Tri-State Sol-Aire Corp. v. Martin Associates, Inc.

In an action to recover for work, labor, and services performed and materials supplied, the plaintiff appeals, as limited by its brief, from so much of an order of the Supreme Court, Suffolk County (Doyle, J.), dated March 14, 2003, as upon renewal and *515reargument, adhered to a prior determination of the same court dated May 7, 2002, granting that branch of the defendant’s motion which was to dismiss the complaint pursuant to CPLR 3211 (a) (3).

Ordered that the appeal from so much of the order as, upon reargument, adhered to the prior determination is dismissed; and it is further,

Ordered that the order is affirmed insofar as reviewed; and it is further,

Ordered that the defendant is awarded one bill of costs.

The appeal from so much of the order as, upon reargument, adhered to the prior determination must be dismissed.
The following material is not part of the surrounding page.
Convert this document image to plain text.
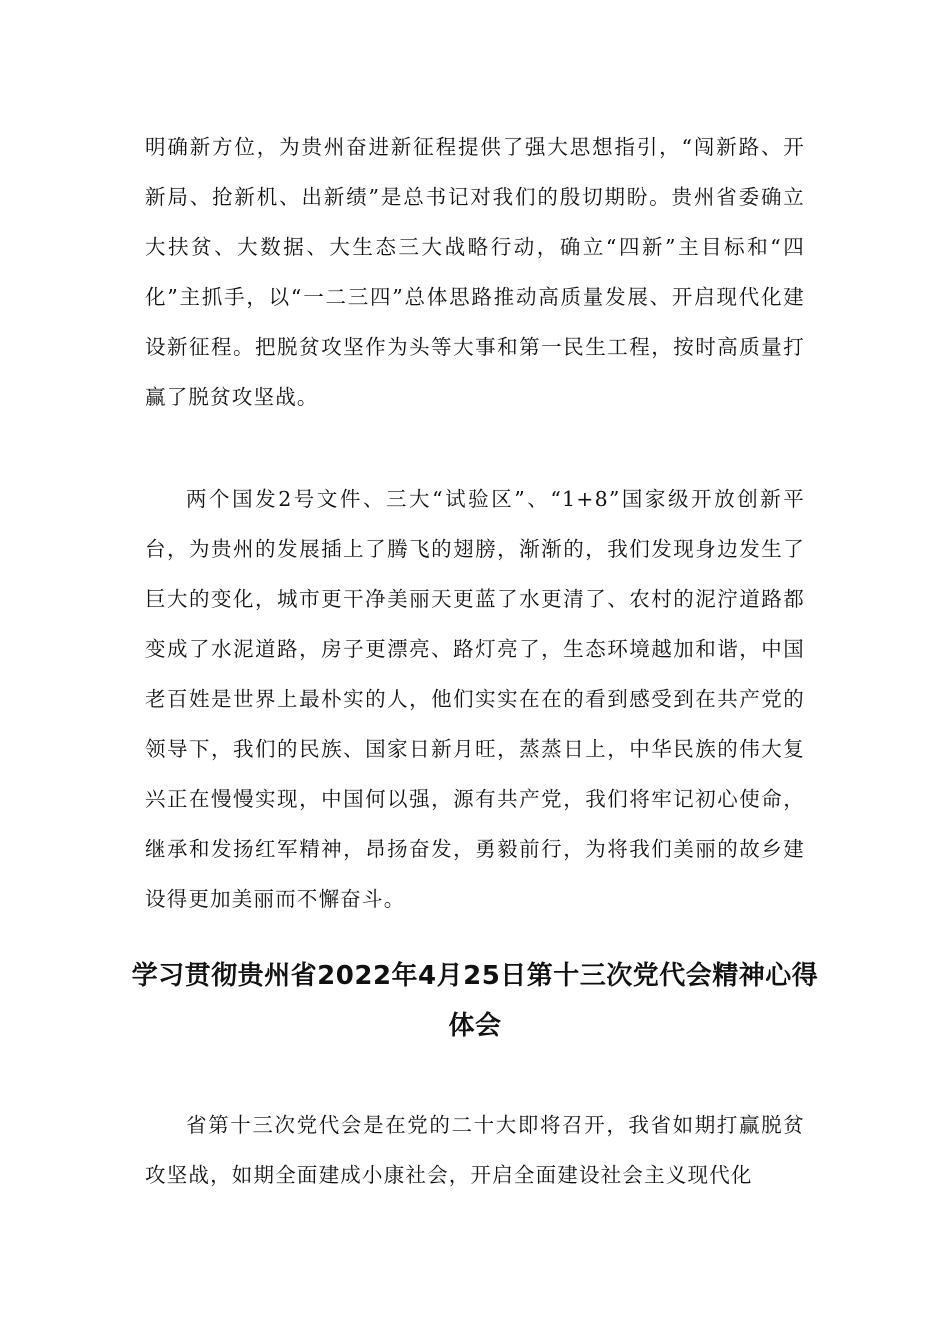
明确新方位，为贵州奋进新征程提供了强大思想指引，“闯新路、开新局、抢新机、出新绩”是总书记对我们的殷切期盼。贵州省委确立大扶贫、大数据、大生态三大战略行动，确立“四新”主目标和“四化”主抓手，以“一二三四”总体思路推动高质量发展、开启现代化建设新征程。把脱贫攻坚作为头等大事和第一民生工程，按时高质量打赢了脱贫攻坚战。

两个国发2号文件、三大“试验区”、“1+8”国家级开放创新平台，为贵州的发展插上了腾飞的翅膀，渐渐的，我们发现身边发生了巨大的变化，城市更干净美丽天更蓝了水更清了、农村的泥泞道路都变成了水泥道路，房子更漂亮、路灯亮了，生态环境越加和谐，中国老百姓是世界上最朴实的人，他们实实在在的看到感受到在共产党的领导下，我们的民族、国家日新月旺，蒸蒸日上，中华民族的伟大复兴正在慢慢实现，中国何以强，源有共产党，我们将牢记初心使命，继承和发扬红军精神，昂扬奋发，勇毅前行，为将我们美丽的故乡建设得更加美丽而不懈奋斗。

学习贯彻贵州省2022年4月25日第十三次党代会精神心得体会

省第十三次党代会是在党的二十大即将召开，我省如期打赢脱贫攻坚战，如期全面建成小康社会，开启全面建设社会主义现代化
As a general rule, we do not consider an issue raised on a subsequent appeal that was raised, or could have been raised, in an earlier appeal which was dismissed for lack of prosecution, although we have inherent jurisdiction to do so (see Rubeo v National Grange Mut. Ins. Co., 93 NY2d 750 [1999]; Bray v Cox, 38 NY2d 350 [1976]). Here, the plaintiff appealed from a prior order of the Supreme Court dated May 7, 2002. That appeal (App Div Docket No. 2002-05542) was dismissed by this Court on April 3, 2003, for failure to perfect in accordance with the rules of this Court. The dismissal of that appeal constituted an adjudication on the merits with respect to all issues which could have been reviewed therein, and we find no basis to review the same issues on this appeal (see Rubeo v National Grange Mut. Ins. Co., supra; Bray v Cox, supra).
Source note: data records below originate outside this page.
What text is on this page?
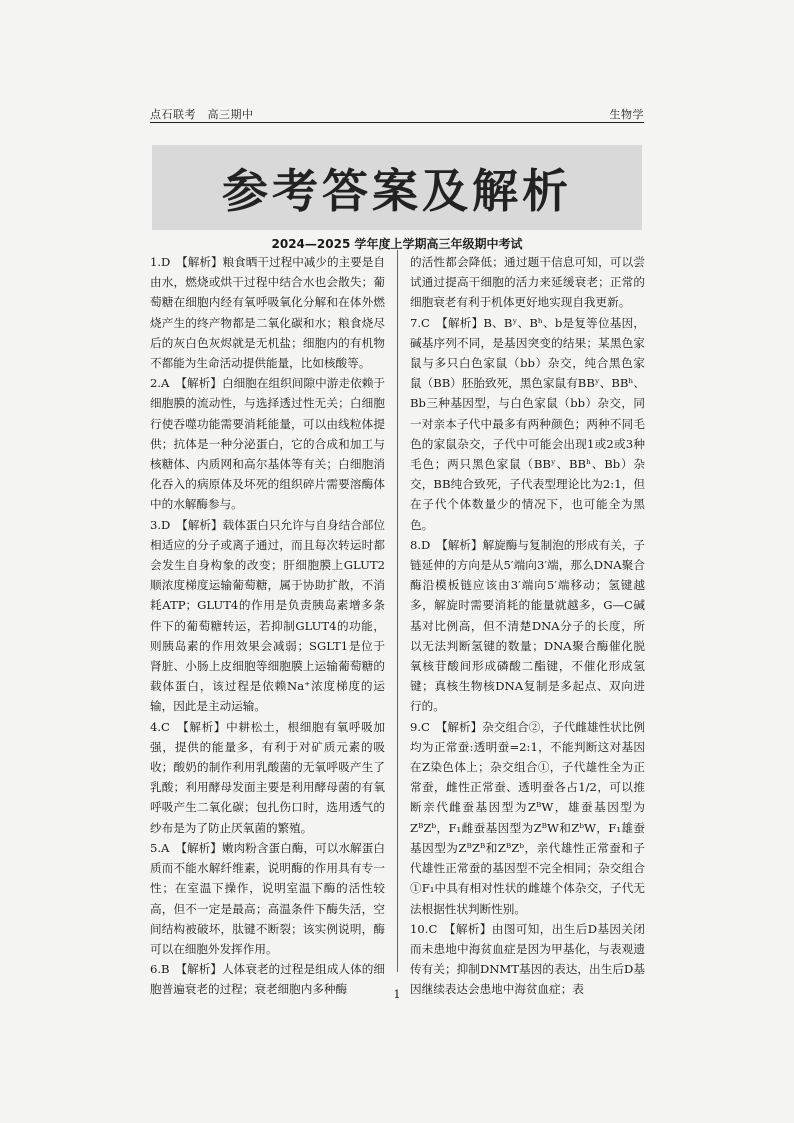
点石联考　高三期中	生物学
参考答案及解析
2024—2025 学年度上学期高三年级期中考试

1.D　【解析】粮食晒干过程中减少的主要是自由水，燃烧或烘干过程中结合水也会散失；葡萄糖在细胞内经有氧呼吸氧化分解和在体外燃烧产生的终产物都是二氧化碳和水；粮食烧尽后的灰白色灰烬就是无机盐；细胞内的有机物不都能为生命活动提供能量，比如核酸等。

2.A　【解析】白细胞在组织间隙中游走依赖于细胞膜的流动性，与选择透过性无关；白细胞行使吞噬功能需要消耗能量，可以由线粒体提供；抗体是一种分泌蛋白，它的合成和加工与核糖体、内质网和高尔基体等有关；白细胞消化吞入的病原体及坏死的组织碎片需要溶酶体中的水解酶参与。

3.D　【解析】载体蛋白只允许与自身结合部位相适应的分子或离子通过，而且每次转运时都会发生自身构象的改变；肝细胞膜上GLUT2顺浓度梯度运输葡萄糖，属于协助扩散，不消耗ATP；GLUT4的作用是负责胰岛素增多条件下的葡萄糖转运，若抑制GLUT4的功能，则胰岛素的作用效果会减弱；SGLT1是位于肾脏、小肠上皮细胞等细胞膜上运输葡萄糖的载体蛋白，该过程是依赖Na⁺浓度梯度的运输，因此是主动运输。

4.C　【解析】中耕松土，根细胞有氧呼吸加强，提供的能量多，有利于对矿质元素的吸收；酸奶的制作利用乳酸菌的无氧呼吸产生了乳酸；利用酵母发面主要是利用酵母菌的有氧呼吸产生二氧化碳；包扎伤口时，选用透气的纱布是为了防止厌氧菌的繁殖。

5.A　【解析】嫩肉粉含蛋白酶，可以水解蛋白质而不能水解纤维素，说明酶的作用具有专一性；在室温下操作，说明室温下酶的活性较高，但不一定是最高；高温条件下酶失活，空间结构被破坏，肽键不断裂；该实例说明，酶可以在细胞外发挥作用。

6.B　【解析】人体衰老的过程是组成人体的细胞普遍衰老的过程；衰老细胞内多种酶

的活性都会降低；通过题干信息可知，可以尝试通过提高干细胞的活力来延缓衰老；正常的细胞衰老有利于机体更好地实现自我更新。

7.C　【解析】B、Bʸ、Bʰ、b是复等位基因，碱基序列不同，是基因突变的结果；某黑色家鼠与多只白色家鼠（bb）杂交，纯合黑色家鼠（BB）胚胎致死，黑色家鼠有BBʸ、BBʰ、Bb三种基因型，与白色家鼠（bb）杂交，同一对亲本子代中最多有两种颜色；两种不同毛色的家鼠杂交，子代中可能会出现1或2或3种毛色；两只黑色家鼠（BBʸ、BBʰ、Bb）杂交，BB纯合致死，子代表型理论比为2:1，但在子代个体数量少的情况下，也可能全为黑色。

8.D　【解析】解旋酶与复制泡的形成有关，子链延伸的方向是从5′端向3′端，那么DNA聚合酶沿模板链应该由3′端向5′端移动；氢键越多，解旋时需要消耗的能量就越多，G—C碱基对比例高，但不清楚DNA分子的长度，所以无法判断氢键的数量；DNA聚合酶催化脱氧核苷酸间形成磷酸二酯键，不催化形成氢键；真核生物核DNA复制是多起点、双向进行的。

9.C　【解析】杂交组合②，子代雌雄性状比例均为正常蚕:透明蚕=2:1，不能判断这对基因在Z染色体上；杂交组合①，子代雄性全为正常蚕，雌性正常蚕、透明蚕各占1/2，可以推断亲代雌蚕基因型为ZᴮW，雄蚕基因型为ZᴮZᵇ，F₁雌蚕基因型为ZᴮW和ZᵇW，F₁雄蚕基因型为ZᴮZᴮ和ZᴮZᵇ，亲代雄性正常蚕和子代雄性正常蚕的基因型不完全相同；杂交组合①F₁中具有相对性状的雌雄个体杂交，子代无法根据性状判断性别。

10.C　【解析】由图可知，出生后D基因关闭而未患地中海贫血症是因为甲基化，与表观遗传有关；抑制DNMT基因的表达，出生后D基因继续表达会患地中海贫血症；表

1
Furthermore, the Supreme Court, upon renewal, properly adhered to its original determination granting that branch of the defendant’s motion which was to dismiss the complaint pursuant to CPLR 3211 (a) (3) based on the lack of capacity to sue. The plaintiffs proof was insufficient to establish that it did not have a legal or equitable interest in this cause of action at the time of the commencement of the bankruptcy proceeding (see 11 USC § 541 [a] [1]; Dynamics Corp. of Am. v Marine Midland Bank-N.Y., 69 NY2d 191, 196-197 [1987]; Martinez v Desai, 273 AD2d 447 [2000]; Weitz v Lewin, 251 AD2d 402 [1998]). Accordingly, its failure to list this cause of action as an asset in its bankruptcy petition precluded it from pursuing this cause of action on its own behalf (see 123 Cutting Co. v Topcove Assoc., 2 AD3d 606 [2003]; Matter of First Montauk Sec. Corp. v Chiulli, 245 AD2d 507 [1997]). Santucci, J.P., Smith, Luciano and Adams, JJ, concur.